MY VERY GOOD FRIEND, Harold G. Schluter, MD, died in Nehalem, Oregon, on January 12. I knew Harold since 1949, when he moved to Sacramento after his obstetrics-gynecology residency at Mary's Help Hospital in San Francisco. He joined the practice of his uncle, Hans F. Schluter, MD. "Honas" was one of Sacramento's most esteemed physicians in the early 20th century.

Harold was born in Pendleton, Oregon, where he grew up on his parents' large wheat ranch. His undergraduate work was at the University of Oregon and his medical degree from the University of Michigan Medical School. His internship was at the Multnomah County Hospital in Portland. He was a diplomate of the American Board of Obstetrics-Gynecology.

Harold's first office was a small home on Alhambra Blvd., because in those years medical office space was hard to find. In 1952, Dr. Robert L. Range joined him, and they practiced together for 37 years - interrupted in 1954-56 when Harold, a Navy reservist, served at Whidbey Island, Washington. He delivered over 6,000 babies here, and was loved by his patients and respected by his colleagues.

I first met him at Sacramento County Hospital. He was my attending physician during my first deliveries there. One day three of us interns invited him to join us in our quarters for a card game, which he assumed would be bridge. He lost to the lowly interns that night in a game of poker, and the amount grew in the telling. From that day our friendship grew. He loaned me his office two afternoons a week while my office was being constructed. He was a warm, gentle, caring man.
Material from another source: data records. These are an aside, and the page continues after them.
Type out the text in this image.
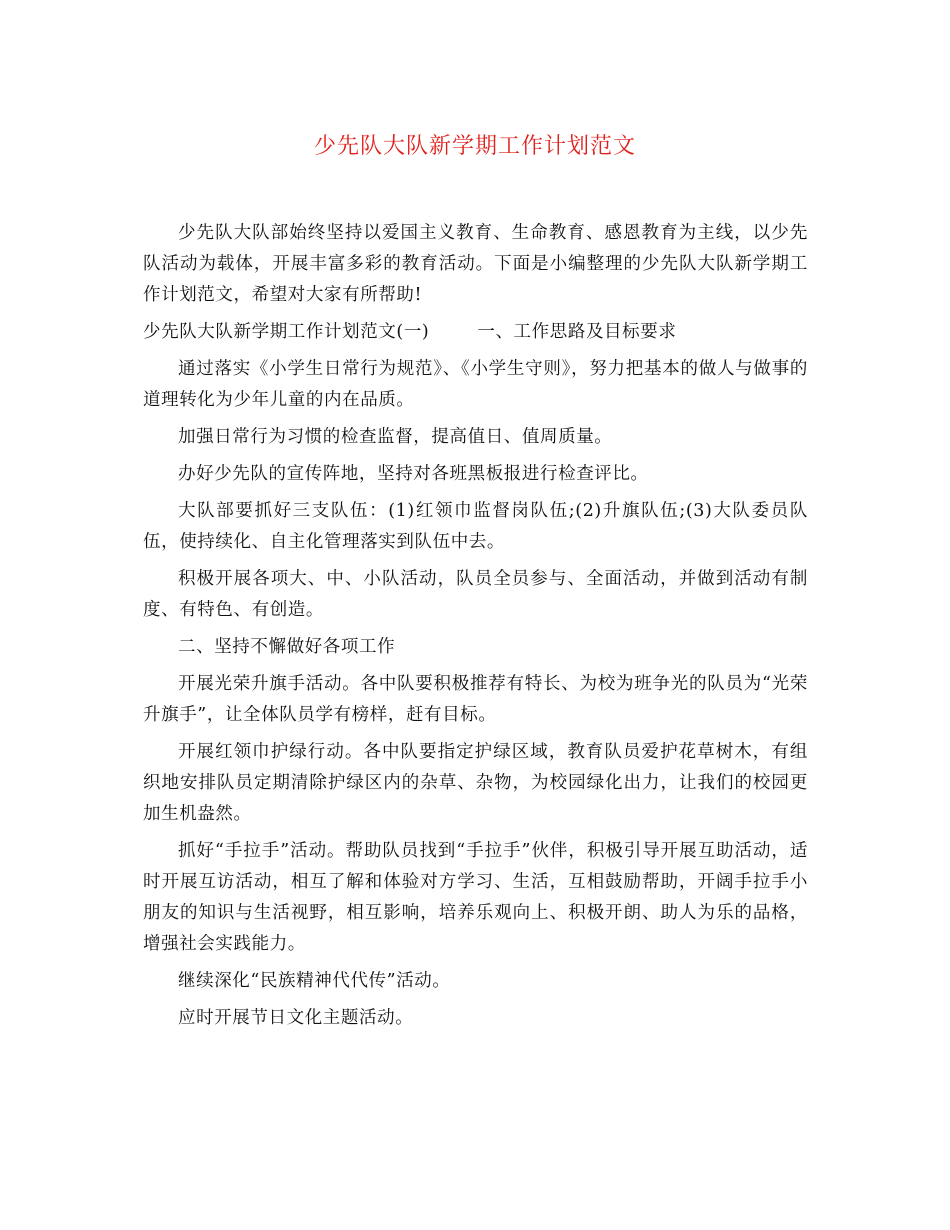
少先队大队新学期工作计划范文

少先队大队部始终坚持以爱国主义教育、生命教育、感恩教育为主线，以少先队活动为载体，开展丰富多彩的教育活动。下面是小编整理的少先队大队新学期工作计划范文，希望对大家有所帮助!

少先队大队新学期工作计划范文(一)	一、工作思路及目标要求

通过落实《小学生日常行为规范》、《小学生守则》，努力把基本的做人与做事的道理转化为少年儿童的内在品质。

加强日常行为习惯的检查监督，提高值日、值周质量。

办好少先队的宣传阵地，坚持对各班黑板报进行检查评比。

大队部要抓好三支队伍：(1)红领巾监督岗队伍;(2)升旗队伍;(3)大队委员队伍，使持续化、自主化管理落实到队伍中去。

积极开展各项大、中、小队活动，队员全员参与、全面活动，并做到活动有制度、有特色、有创造。

二、坚持不懈做好各项工作

开展光荣升旗手活动。各中队要积极推荐有特长、为校为班争光的队员为“光荣升旗手”，让全体队员学有榜样，赶有目标。

开展红领巾护绿行动。各中队要指定护绿区域，教育队员爱护花草树木，有组织地安排队员定期清除护绿区内的杂草、杂物，为校园绿化出力，让我们的校园更加生机盎然。

抓好“手拉手”活动。帮助队员找到“手拉手”伙伴，积极引导开展互助活动，适时开展互访活动，相互了解和体验对方学习、生活，互相鼓励帮助，开阔手拉手小朋友的知识与生活视野，相互影响，培养乐观向上、积极开朗、助人为乐的品格，增强社会实践能力。

继续深化“民族精神代代传”活动。

应时开展节日文化主题活动。
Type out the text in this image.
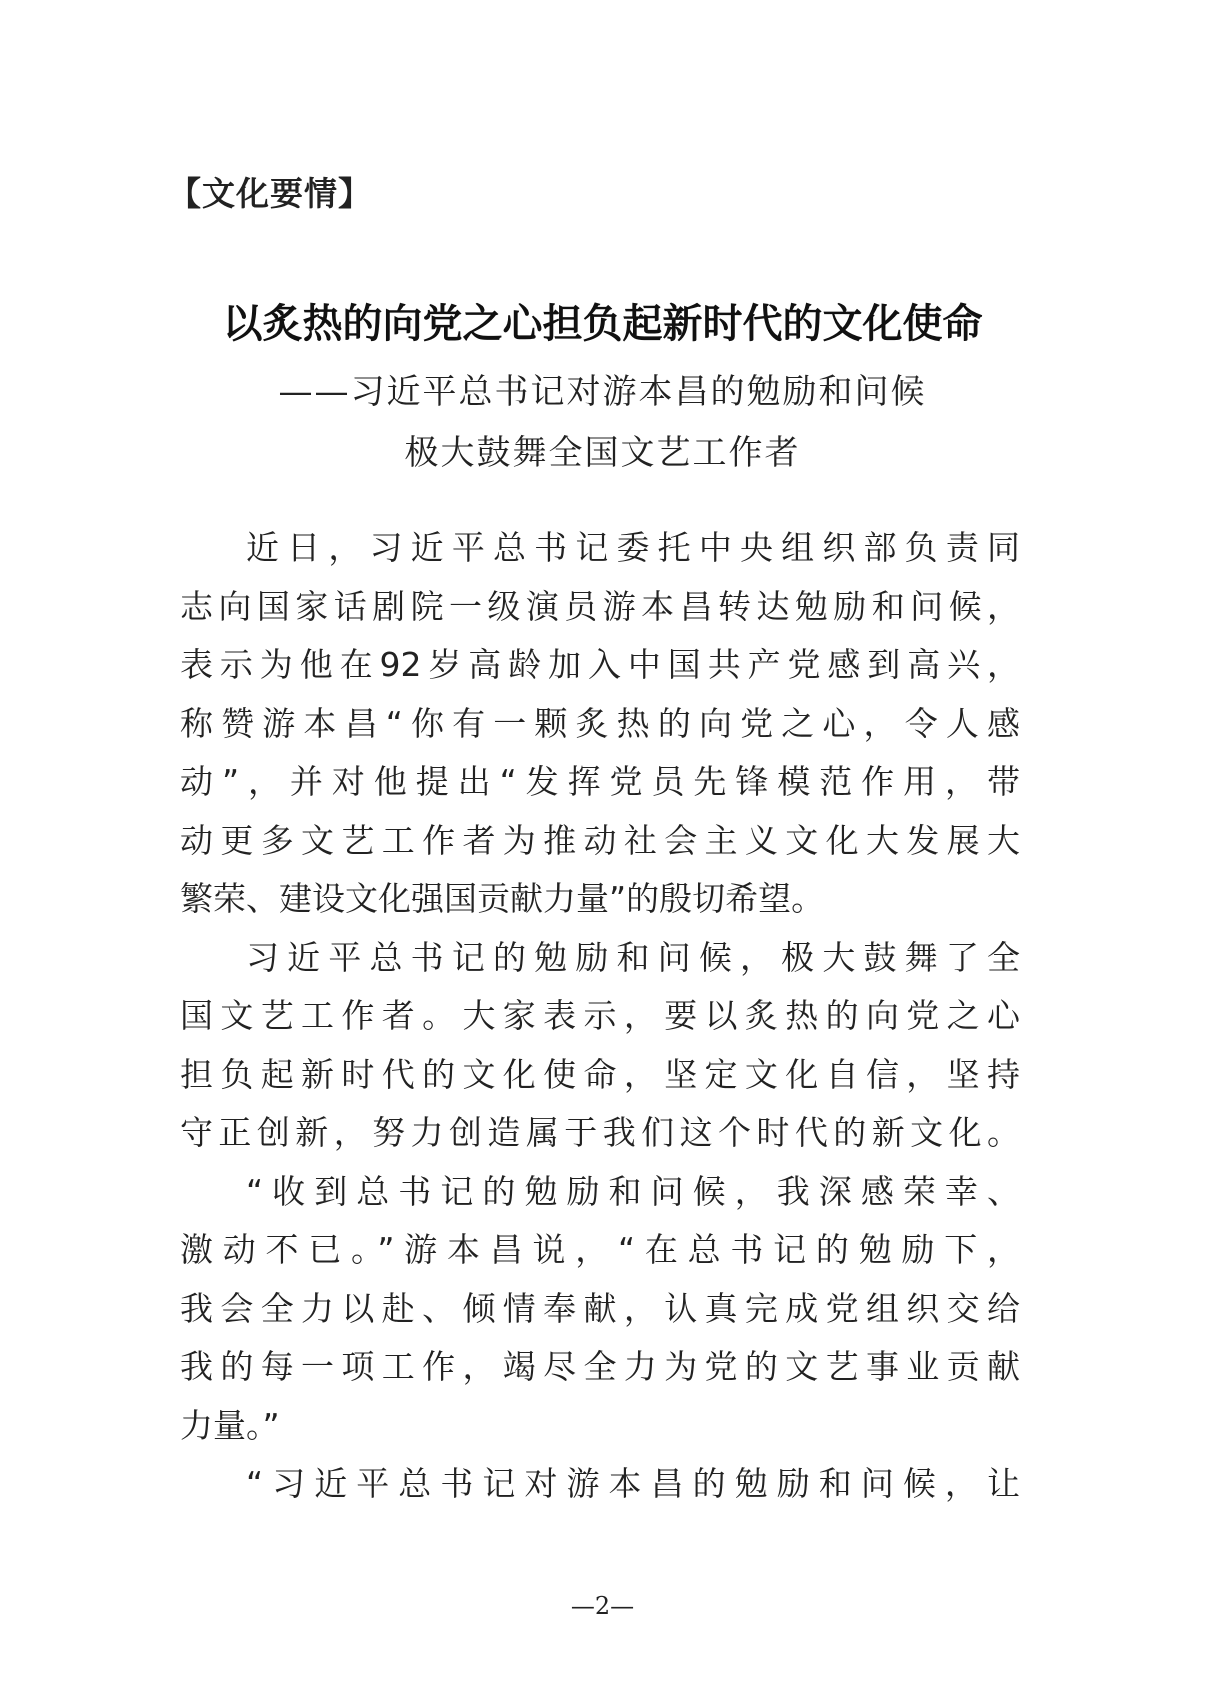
【文化要情】
以炙热的向党之心担负起新时代的文化使命
——习近平总书记对游本昌的勉励和问候
极大鼓舞全国文艺工作者
近日，习近平总书记委托中央组织部负责同
志向国家话剧院一级演员游本昌转达勉励和问候，
表示为他在92岁高龄加入中国共产党感到高兴，
称赞游本昌“你有一颗炙热的向党之心，令人感
动”，并对他提出“发挥党员先锋模范作用，带
动更多文艺工作者为推动社会主义文化大发展大
繁荣、建设文化强国贡献力量”的殷切希望。
习近平总书记的勉励和问候，极大鼓舞了全
国文艺工作者。大家表示，要以炙热的向党之心
担负起新时代的文化使命，坚定文化自信，坚持
守正创新，努力创造属于我们这个时代的新文化。
“收到总书记的勉励和问候，我深感荣幸、
激动不已。”游本昌说，“在总书记的勉励下，
我会全力以赴、倾情奉献，认真完成党组织交给
我的每一项工作，竭尽全力为党的文艺事业贡献
力量。”
“习近平总书记对游本昌的勉励和问候，让
—2—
Harold had numerous interests, many dating back to his days on the wheat ranch. He grew peaches, figs, kiwis, and specimen orchids in two greenhouses in his back yard. He and his wife won so many awards for their orchids and arrangements that, in embarrassment, he stopped entering shows.
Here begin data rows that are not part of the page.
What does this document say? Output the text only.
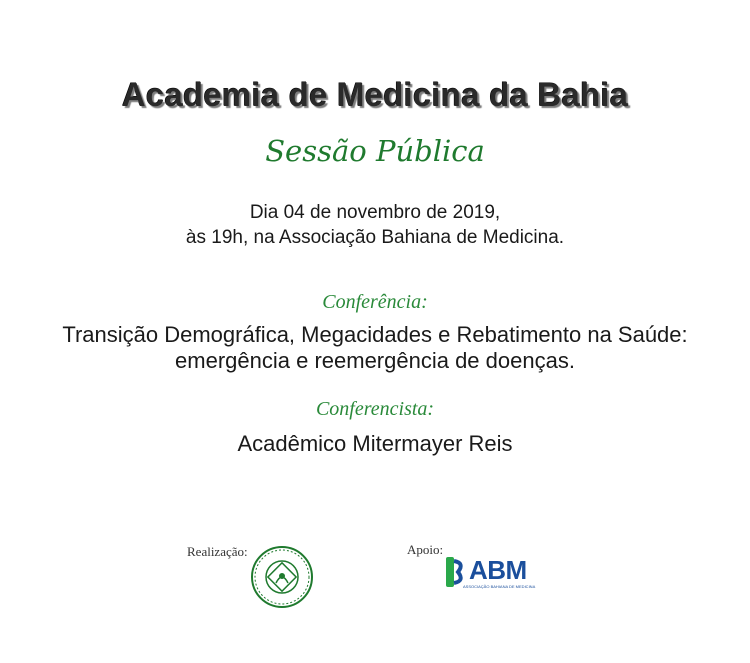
Academia de Medicina da Bahia
Sessão Pública
Dia 04 de novembro de 2019,
às 19h, na Associação Bahiana de Medicina.
Conferência:
Transição Demográfica, Megacidades e Rebatimento na Saúde:
emergência e reemergência de doenças.
Conferencista:
Acadêmico Mitermayer Reis
Realização:	Apoio:
ABM
ASSOCIAÇÃO BAHIANA DE MEDICINA
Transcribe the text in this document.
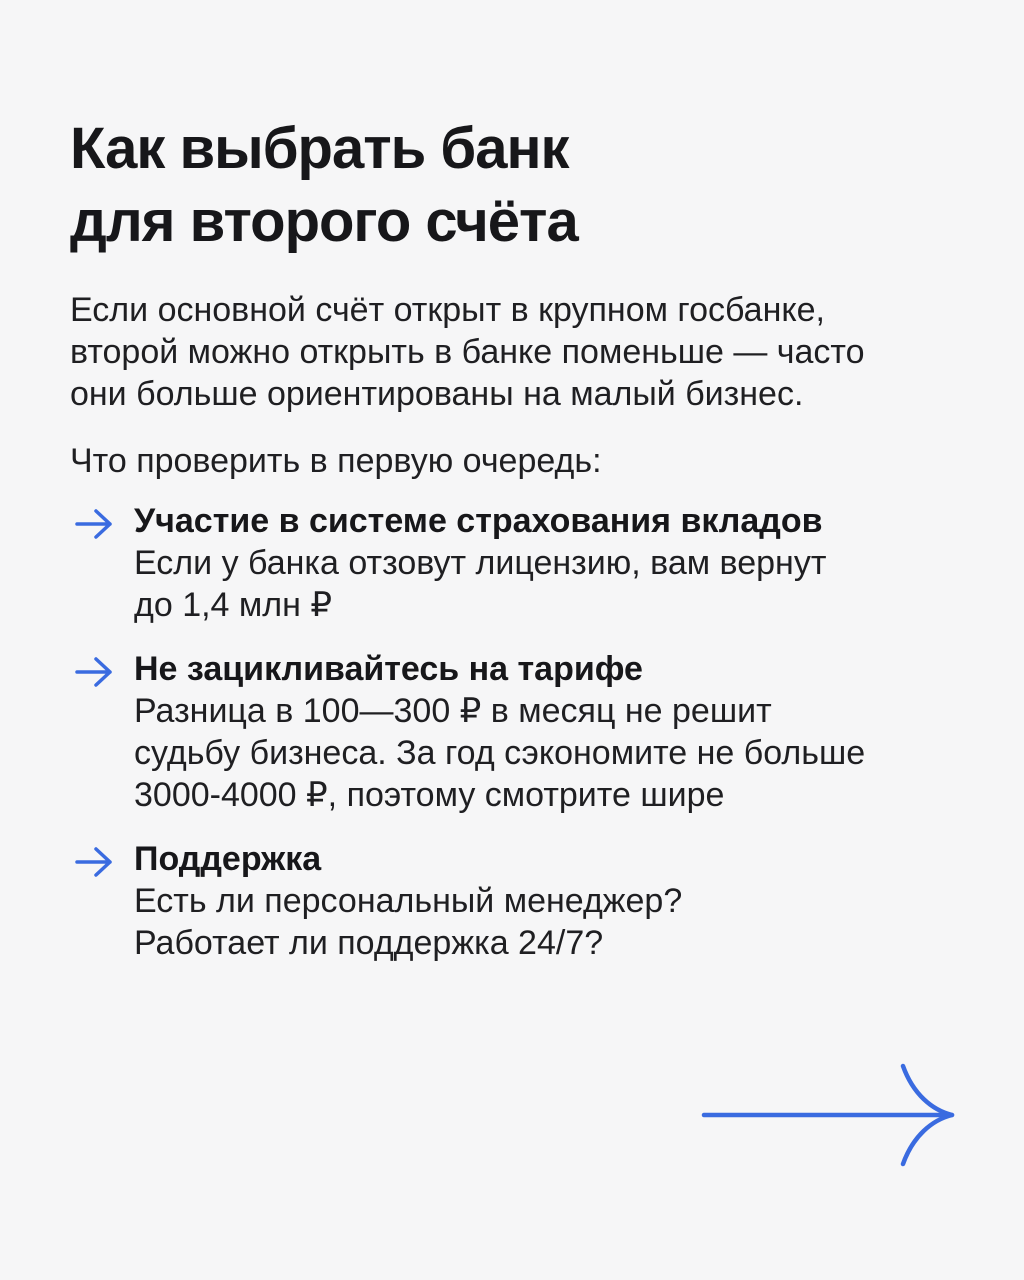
Как выбрать банк
для второго счёта

Если основной счёт открыт в крупном госбанке,
второй можно открыть в банке поменьше — часто
они больше ориентированы на малый бизнес.

Что проверить в первую очередь:

Участие в системе страхования вкладов
Если у банка отзовут лицензию, вам вернут
до 1,4 млн ₽
Не зацикливайтесь на тарифе
Разница в 100—300 ₽ в месяц не решит
судьбу бизнеса. За год сэкономите не больше
3000-4000 ₽, поэтому смотрите шире
Поддержка
Есть ли персональный менеджер?
Работает ли поддержка 24/7?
An intense interest was wine. He owned six acres of chardonnay and pinot noir grapes on a mountain top near Saratoga, and was an investors in the nearby Mount Eden Vineyards along with several other Sacramento doctors. I remember warmly a large party he gave there to celebrate the year's grape harvest. A kid goat was barbecued on a long wooden spit over an open pit of coals. For several hours we took turns rotating the spit by hand. The smoke got in our eyes, but we were rewarded with only the best wines on that day - and on every other day of his life that he served wine. Harold was a master at blind tastings; he often could name the grape, the vineyard, and sometimes even the year.

Harold and I called our years of practice the Golden Years. We felt among us a deep professional comradeship. Every year we had a Founders' Day banquet of the medical society. One of the best was in 1968, its 100th anniversary. Harold served on the committee that secured Danny Thomas for the evening's entertainment. In those years, doctors had time each morning for coffee together at the hospitals after rounds. There were warm exchanges about friends and families, life and medicine, wit; a few curbstone consultations thrown in.

Harold and Margaret were married over 64 years and had two children, Hans and Karyn, and a grandson, Robert. They remain my very good friends. I miss Harold and those golden years of medicine.